Burman also added that attempting to play the fall season in a different conference, as Nebraska (Big Ten) has openly said it might attempt, “is not realistic.”

“I personally am doubtful that anyone plays football in the fall of ’20,” Burman said.

With the decision to play fall sports being up to conferences, there is a distinct lack of unity. Some have seen the medical information, which, in recent days, has included data on myocarditis (inflammation of the heart muscle that can be caused by COVID-19) and either been swayed by it or decided to stay the course. The lack of consensus is concerning.

The NCAA isn’t really in charge of major conference football. The Power Five conferences are, Burman said.

“There’s a power play that’s been going off for quite a while (between Power Five conferences),” Burman said. “We were not unified as an industry … and it made us look bad.”

Some student-athletes have returned home to await the next steps since the MW made its announcement, an admittedly concerning proposition, given the known safety parameters in Laramie compared to wherever the athlete may live.

But at the end of the day, UW’s student-athletes have the right to do what they want. They are not employees.

“We are very worried about it … they are safer here than they are in most of their communities. But they are not workers. They wanted to go home,” Burman said. “That’s one of my concerns about why I think waiting had some value. It keeps them here, it makes them focused. Many of them, their identity is in their sports. … We have to worry about their mental health.”

Of course, the other group impacted by the lack of a fall sports season are football season ticket holders. Any season ticket holders will have their money refunded, if desired, or the money can go toward the next season, whether that be in the spring or fall. The money can also be donated to benefit student-athletes in some capacity.

“Our season ticket holders are the best,” Burman said. “If they want their money back, they will get their money.”

College sports are currently at a crossroads. Over the past few months, student-athletes have found their voices and become their own biggest advocates, with #MWUnited and #WeWanttoPlay among the movements that gained traction nationally. That isn’t a bad thing, Burman said. Athletes should have their voices heard.

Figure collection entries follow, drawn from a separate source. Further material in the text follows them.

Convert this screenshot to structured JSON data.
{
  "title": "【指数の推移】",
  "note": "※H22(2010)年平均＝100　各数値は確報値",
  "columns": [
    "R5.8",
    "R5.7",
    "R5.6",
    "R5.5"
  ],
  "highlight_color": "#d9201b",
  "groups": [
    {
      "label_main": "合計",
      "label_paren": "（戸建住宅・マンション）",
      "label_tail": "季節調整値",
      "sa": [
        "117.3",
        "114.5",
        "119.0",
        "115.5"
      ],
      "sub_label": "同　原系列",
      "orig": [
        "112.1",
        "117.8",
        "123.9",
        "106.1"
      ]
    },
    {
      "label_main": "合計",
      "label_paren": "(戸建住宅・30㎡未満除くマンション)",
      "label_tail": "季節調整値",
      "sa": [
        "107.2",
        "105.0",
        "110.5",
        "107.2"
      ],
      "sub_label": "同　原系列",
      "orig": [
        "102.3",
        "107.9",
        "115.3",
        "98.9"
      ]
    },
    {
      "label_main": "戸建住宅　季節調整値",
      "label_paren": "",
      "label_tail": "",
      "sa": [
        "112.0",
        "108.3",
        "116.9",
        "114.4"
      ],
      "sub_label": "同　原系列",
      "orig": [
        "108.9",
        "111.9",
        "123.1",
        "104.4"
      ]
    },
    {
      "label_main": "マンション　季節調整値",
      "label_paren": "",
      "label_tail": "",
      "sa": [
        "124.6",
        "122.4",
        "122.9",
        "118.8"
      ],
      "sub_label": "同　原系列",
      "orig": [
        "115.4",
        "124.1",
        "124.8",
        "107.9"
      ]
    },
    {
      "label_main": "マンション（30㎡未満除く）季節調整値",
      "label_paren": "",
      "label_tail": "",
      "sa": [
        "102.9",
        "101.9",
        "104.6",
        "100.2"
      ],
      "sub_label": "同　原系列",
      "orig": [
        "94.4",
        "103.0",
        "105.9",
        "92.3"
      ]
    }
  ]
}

The financial landscape of college sports could also be changing, as revenue comes to a halt nationally without football in the fall. But, as was the case with player movements, that isn’t a negative.

“We’re going to be fine. It’s a tough time to be in college athletics, but it’s a tough time to be in the airline industry (and) the restaurant industry,” Burman said. “We have to redefine ourselves.

“In some respects, I hope (things change). I would like to see us be more conservative. (College sports has) operated under the model, ‘spend it as fast as it comes in.’ That’s not a very wise way to run any program.”